The Timeline of Bengaluru

Today, the word Bangalore or Bengaluru embodies so much- right from the IT hub to the garden city to the educational hub to the cosmopolitan city that is the capital of the state Karnataka and a lot more that cannot be put into words. However, the journey to get here was neither a short one nor a simple one. Bengaluru has a rich cultural history to boast of. The timeline of Bengaluru is quite fascinating indeed. Here is a sneak peek into the essence of that vivid and fascinating history of a city which is unparalleled at numerous levels.



According to archaeology, Bengaluru dates back to 900 AD, when mentions of its name have been found at a Ganga stone inscription at a Parvathi Nageshwara Temple at Begur, a village not far from this city, with regards to a war fought here. The implication from this inscription is that it was then a part of the Ganga Kingdom and was known as ‘Benga-val-oru’ or ‘City of Guards’ in Kannada.

Later on, in 1120 AD, King Veera Ballala of the Hoysala Dynasty, who ruled the Deccan, is said to have chanced upon this city while lost during a hunting session. Upon being offered a bowl of boiled beans by an old lady, he called it ‘Bendha Kalu Ooru’ or ‘City of Boiled Beans’ in Kannada. As a sign of gratitude, he constructed a city here. The Cholas then captured this city but not much evidence of this period is found.

The present or modern Bengaluru was founded by Kempe Gowda, a feudal lord under the Vijayanagara Empire. Legend has it that he happened to see his dog being chased here by a small hare. This not only amused his but also impressed him, the hunting enthusiast that he was, conferring it with the title ‘Gandu Bhoomi’ (Heroic place). He fortified the city by erecting a mud fort around it in the year 1537. Kempe Gowda founded the towns of Cottonpet, Chickpet and Balepet.

Kempe Gowda II endowed the city with tanks and temples such as the Karanjikere tank and Kempapura tank. He built four watchtowers near Ulsoor Lake, Mekhri Circle, Kempambudhi tank and at Lal Bagh. These can be seen even till date.



Bengaluru then fell into the hands of the Mohammad Adil Shah, the then Sultan of Bijapur when the Vijayanagara Empire fell into their reign in 1638. The following sixty years saw the city under the control of the Sultans. The Mughals then took the reins of the city into their hands. These rein slipped out of their hands and into those of King Chikkadevaraja Wodeyar of Mysore in 1687, when it was sold to them by the Mughals.
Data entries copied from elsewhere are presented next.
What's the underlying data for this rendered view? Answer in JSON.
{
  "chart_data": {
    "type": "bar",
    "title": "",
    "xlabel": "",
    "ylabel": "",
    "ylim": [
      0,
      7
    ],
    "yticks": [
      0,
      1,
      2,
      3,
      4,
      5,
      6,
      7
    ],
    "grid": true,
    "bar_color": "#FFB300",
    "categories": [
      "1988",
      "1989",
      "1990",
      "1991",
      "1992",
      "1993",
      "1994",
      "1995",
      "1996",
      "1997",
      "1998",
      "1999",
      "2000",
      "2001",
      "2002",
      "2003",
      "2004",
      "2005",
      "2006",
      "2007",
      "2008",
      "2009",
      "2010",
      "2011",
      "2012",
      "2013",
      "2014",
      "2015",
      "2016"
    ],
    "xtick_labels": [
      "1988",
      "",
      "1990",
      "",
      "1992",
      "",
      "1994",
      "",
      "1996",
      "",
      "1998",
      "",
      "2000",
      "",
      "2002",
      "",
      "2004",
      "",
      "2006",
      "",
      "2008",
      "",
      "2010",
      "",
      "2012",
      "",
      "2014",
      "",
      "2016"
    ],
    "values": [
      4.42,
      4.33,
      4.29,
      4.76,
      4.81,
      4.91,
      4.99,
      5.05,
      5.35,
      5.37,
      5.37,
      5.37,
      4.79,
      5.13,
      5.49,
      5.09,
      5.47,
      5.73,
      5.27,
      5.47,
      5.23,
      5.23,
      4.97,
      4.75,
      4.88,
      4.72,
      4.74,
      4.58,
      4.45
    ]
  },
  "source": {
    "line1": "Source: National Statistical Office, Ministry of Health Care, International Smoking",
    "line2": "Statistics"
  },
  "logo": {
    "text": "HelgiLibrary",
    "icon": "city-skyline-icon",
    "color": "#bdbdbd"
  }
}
Haider Ali, the commander-in-Chief of the Wodeyar dynasty declared himself as the de facto ruler of their kingdom, while keeping the Wodeyars as titular heads. He converted Bengaluru into an army town and rebuilt the fort with stone. Another fort was built in the city, to the south of that built by Kempe Gowda.

Haider ali’s son, Tipu Sultan, declared himself as the Sultan and saw that the state flourished in trade and economy. He protected his Empire from British conquest, ousting them in the three Anglo-Mysore wars. After the death of Tipu Sultan in 1799 during the fourth Anglo-Mysore war, the British returned his empire to Krishna Raja Wodeyar III, only to take it back in 1831 on the pretext of misrule.

The British Rule saw the city of Bangalore develop into a modern western city. The credit for developing the city by building telegraph and postal system, railways, and bringing about scientific thinking should not be denied to the British. In 1881, Bangalore was returned to the Wodeyars but its contemporary development continued unflagged as the British Commissioners still remained in this city.

When India gained independence in 1947, the city of Bangalore was made the capital of the state Karnataka. Ever since, it has incessantly been making progress and developing, while still holding on to its roots that lies in its culture. Information technology is seen to flourish in this city ever since its introduction as it has suitable climate and resources and its population is globalized. It has developed in all aspects and emerged as one of the leading metropolitan cities of India, being known mainly for its garden cover, IT hub and the ‘Silicon Valley of India’.

In the year 2006, Bangalore was officially renamed to Bengalooru or Bengaluru. 2011 saw the inauguration the Bengaluru Metro or Namma Metro, another leap in its development. As of now, the city is developing incessantly at a rapid rate in all sectors. Yet, it is a very religious and open-minded city and its culture can be seen coloring the everyday lives of its citizens.